Ultimately, it's not a question of either/or, but of how to combine work at different levels and in different venues most strategically. While it would not be wise to walk away from the UN as an advocacy target, the payoff is currently quite limited. The goals there become holding the line and pushing for a more credible institution, while seeking specific UN niches where feminists might advance their agenda, such as some of the human rights treaty bodies. The global justice movement and the World Social Forum process provide spaces to link women to mass-based social movements at the global level. This, and local/national movement-building can contribute to building a power base to demand real accountability from the state and private interests at every level.

It has seemed, at times, that there are nothing but setbacks to the women's rights agenda, particularly in the lives of poor women around the world. Loss of livelihoods, increased economic and physical exploitation, the rise of women's migration for economic survival, and increased control over women's autonomy are coming from many interlinking forces. The significant gains made conceptually and through government commitments have not been realized in terms of most women's lived experience, as corporate globalization, militarism and fundamentalisms intensify. We cannot minimize these gains, however. The shift in discourse and some actions on the part of governments, however co-opted, represent a response to the strength of women's organizing over the past three decades. Despite huge setbacks, thousands of women have also felt the right and the space to claim their rights on many levels as a result of local and global feminism. There are also encouraging signs, including:

-- the further development of a feminist economic analysis linking a critique of patriarchy and capitalism;

--
the new wave of women addressing macro-economic issues and mobilizing for redistributive economic justice-not just economic "development";

--
the growing integration of gender justice and economic justice theoretically and politically;

--
the incipient efforts-though still limited-to assess global women's movements' political strategies, venues, impacts and internal power dynamics, including race/ethnic, class and geographic issues; and

--
feminists' efforts to be heard by movement colleagues in arenas such as the WTO protests and the World Social Forum as well as regional settings, with a goal of building a broader mass-based social movement that can challenge power, be it located in the family, with religious or national patriarchs, transnational corporations; or the US empire.

This article, although written in a personal capacity, draws on my work as Coordinator of the Women's International Coalition for Economic Justice (WICEJ), a coalition of 40 organizations-both NGO and Labor-from all regions of the globe focused on macro-economic policy from the perspective of gender, race, class and national origin. The coalition has been active in numerous UN world conferences as well as the recent WTO ministerial in Cancún, Mexico. My thoughts here were developed in dialogue with Bina Srinivasan.
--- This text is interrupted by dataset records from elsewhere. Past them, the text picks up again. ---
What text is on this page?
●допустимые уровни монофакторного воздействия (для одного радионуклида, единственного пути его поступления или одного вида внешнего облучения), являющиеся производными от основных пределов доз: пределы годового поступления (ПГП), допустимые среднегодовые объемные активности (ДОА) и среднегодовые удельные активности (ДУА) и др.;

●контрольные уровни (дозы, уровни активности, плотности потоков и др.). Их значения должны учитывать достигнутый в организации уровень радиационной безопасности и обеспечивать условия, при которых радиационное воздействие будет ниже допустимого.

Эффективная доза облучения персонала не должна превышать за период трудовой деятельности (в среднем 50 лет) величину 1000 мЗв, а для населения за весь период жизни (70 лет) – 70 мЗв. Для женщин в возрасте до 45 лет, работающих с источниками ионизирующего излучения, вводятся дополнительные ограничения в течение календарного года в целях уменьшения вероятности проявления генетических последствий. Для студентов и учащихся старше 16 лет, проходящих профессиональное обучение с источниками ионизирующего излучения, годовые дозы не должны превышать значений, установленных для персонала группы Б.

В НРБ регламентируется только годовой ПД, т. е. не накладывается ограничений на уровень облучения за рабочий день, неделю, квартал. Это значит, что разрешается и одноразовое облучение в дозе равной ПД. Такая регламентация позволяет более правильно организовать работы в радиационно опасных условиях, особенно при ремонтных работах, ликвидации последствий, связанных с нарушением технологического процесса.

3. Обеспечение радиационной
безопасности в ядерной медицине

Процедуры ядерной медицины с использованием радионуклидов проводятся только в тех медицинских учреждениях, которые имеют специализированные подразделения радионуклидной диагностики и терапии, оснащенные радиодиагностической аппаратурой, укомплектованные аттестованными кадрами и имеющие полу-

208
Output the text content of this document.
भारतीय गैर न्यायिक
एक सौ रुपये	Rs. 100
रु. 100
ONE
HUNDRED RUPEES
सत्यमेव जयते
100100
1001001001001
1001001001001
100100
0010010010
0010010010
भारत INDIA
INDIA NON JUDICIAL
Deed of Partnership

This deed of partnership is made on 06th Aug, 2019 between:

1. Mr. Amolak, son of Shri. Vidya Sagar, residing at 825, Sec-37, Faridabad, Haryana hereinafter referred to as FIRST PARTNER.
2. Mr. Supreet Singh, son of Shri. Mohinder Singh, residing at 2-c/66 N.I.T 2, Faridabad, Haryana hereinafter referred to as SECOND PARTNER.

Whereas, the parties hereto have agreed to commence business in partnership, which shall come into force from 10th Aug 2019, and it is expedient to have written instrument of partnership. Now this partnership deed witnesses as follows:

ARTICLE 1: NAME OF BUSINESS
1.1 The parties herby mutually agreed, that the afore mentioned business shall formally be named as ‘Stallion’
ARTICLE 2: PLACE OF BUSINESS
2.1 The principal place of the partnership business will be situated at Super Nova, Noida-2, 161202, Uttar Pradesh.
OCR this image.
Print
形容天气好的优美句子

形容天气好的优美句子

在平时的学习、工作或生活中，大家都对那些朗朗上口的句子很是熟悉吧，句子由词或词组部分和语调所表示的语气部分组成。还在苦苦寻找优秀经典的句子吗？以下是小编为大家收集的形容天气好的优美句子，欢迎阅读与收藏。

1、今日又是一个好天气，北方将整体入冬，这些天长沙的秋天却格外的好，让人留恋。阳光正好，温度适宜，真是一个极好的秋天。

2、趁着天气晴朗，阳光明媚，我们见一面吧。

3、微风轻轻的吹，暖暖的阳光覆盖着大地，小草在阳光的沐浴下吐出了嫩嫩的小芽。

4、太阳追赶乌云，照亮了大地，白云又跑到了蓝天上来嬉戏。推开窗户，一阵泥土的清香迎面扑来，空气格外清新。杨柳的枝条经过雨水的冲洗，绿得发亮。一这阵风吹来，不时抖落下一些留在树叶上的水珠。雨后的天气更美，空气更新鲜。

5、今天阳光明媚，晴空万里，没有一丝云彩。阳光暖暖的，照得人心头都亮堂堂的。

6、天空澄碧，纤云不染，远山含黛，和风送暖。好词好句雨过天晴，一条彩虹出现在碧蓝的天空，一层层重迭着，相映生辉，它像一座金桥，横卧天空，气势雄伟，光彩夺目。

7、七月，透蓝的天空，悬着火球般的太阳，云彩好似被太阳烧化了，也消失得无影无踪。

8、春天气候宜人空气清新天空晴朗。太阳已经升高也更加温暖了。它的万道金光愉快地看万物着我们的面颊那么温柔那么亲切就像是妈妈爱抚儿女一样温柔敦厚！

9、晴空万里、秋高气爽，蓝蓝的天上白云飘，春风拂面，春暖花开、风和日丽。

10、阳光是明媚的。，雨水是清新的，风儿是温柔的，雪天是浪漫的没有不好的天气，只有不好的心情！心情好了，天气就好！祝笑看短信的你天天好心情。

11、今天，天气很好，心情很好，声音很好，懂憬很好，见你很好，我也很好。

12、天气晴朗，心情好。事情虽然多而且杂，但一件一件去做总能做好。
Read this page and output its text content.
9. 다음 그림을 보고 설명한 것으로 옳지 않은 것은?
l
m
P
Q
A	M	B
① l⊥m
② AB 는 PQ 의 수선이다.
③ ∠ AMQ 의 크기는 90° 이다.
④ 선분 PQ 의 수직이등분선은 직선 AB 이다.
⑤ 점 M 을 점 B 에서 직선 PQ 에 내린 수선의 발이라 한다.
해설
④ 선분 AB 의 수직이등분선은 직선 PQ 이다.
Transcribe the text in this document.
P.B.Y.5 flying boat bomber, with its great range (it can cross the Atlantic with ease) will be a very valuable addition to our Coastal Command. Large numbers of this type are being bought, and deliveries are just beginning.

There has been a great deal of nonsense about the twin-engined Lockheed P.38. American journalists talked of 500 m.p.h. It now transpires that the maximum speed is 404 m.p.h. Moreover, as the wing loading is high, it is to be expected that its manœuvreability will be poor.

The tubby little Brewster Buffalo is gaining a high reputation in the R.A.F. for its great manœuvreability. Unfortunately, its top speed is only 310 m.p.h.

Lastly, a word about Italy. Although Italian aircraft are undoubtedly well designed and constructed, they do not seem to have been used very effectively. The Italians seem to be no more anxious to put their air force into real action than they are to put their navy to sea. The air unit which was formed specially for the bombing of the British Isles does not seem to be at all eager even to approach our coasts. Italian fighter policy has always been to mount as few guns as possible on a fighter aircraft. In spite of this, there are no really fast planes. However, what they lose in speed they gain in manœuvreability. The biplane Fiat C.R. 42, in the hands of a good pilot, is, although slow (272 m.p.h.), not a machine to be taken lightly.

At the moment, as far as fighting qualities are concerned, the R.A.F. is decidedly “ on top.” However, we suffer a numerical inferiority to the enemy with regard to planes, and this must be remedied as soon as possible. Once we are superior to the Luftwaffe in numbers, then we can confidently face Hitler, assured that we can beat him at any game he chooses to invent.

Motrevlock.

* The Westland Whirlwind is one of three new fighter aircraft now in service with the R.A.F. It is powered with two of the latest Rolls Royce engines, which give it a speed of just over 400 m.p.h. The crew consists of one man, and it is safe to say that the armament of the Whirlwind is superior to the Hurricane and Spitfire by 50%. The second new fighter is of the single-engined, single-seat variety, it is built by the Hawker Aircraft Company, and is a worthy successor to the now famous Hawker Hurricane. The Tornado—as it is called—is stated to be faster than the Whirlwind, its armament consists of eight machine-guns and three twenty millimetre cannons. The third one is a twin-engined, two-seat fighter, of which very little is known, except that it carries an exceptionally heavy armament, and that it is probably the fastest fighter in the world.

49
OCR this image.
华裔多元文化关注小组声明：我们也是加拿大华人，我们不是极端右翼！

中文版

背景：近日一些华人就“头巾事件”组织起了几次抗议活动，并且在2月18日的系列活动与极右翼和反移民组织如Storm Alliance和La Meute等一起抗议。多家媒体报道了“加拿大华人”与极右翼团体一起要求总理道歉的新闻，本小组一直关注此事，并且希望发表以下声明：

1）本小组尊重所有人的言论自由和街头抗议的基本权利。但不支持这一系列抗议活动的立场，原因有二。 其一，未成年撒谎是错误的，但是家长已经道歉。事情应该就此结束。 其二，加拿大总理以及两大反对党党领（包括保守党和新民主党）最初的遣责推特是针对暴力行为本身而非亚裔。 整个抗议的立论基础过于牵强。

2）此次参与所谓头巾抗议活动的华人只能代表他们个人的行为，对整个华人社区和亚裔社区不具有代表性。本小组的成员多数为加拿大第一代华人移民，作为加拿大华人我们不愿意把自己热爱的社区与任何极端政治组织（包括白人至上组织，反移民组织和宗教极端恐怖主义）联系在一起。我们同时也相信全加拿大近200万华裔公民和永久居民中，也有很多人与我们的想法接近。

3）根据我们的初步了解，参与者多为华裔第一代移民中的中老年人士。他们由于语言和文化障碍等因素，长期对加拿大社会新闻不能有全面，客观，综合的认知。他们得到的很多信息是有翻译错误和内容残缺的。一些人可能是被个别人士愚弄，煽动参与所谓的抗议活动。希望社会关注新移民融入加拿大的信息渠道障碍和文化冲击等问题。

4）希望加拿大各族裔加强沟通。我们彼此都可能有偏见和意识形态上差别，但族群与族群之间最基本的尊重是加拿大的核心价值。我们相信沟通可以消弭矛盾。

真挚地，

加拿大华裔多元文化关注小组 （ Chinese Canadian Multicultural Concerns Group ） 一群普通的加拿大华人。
We began our discussion of these issues through the Rockefeller Humanities Fellowship Program, "Facing Global Capital, Finding Human Security: A Gendered Critique," based at the National Council for Research on Women and the City University of New York.

Notes

1. Our thanks to the DAWN network for this articulation of the linkage of struggles against patriarchy and capitalism. See "Gender Justice and Economic Justice: Reflections on the Five Year Reviews of the UN Conferences of the 1990s" (www.dawn.org.fj). See also WICEJ Beijing+5 statement, www.wiceg.org.


2. This emerged as a "movement" at the Seattle WTO ministerial in 1999, and has been present at key events of the G-8 and international financial institutions in Washington DC, Prague, Genoa, Evian and elsewhere, and consolidated in 2001 at the first World Social Forum in Porto Alegre, Brazil, held parallel to the Davos World Economic Forum.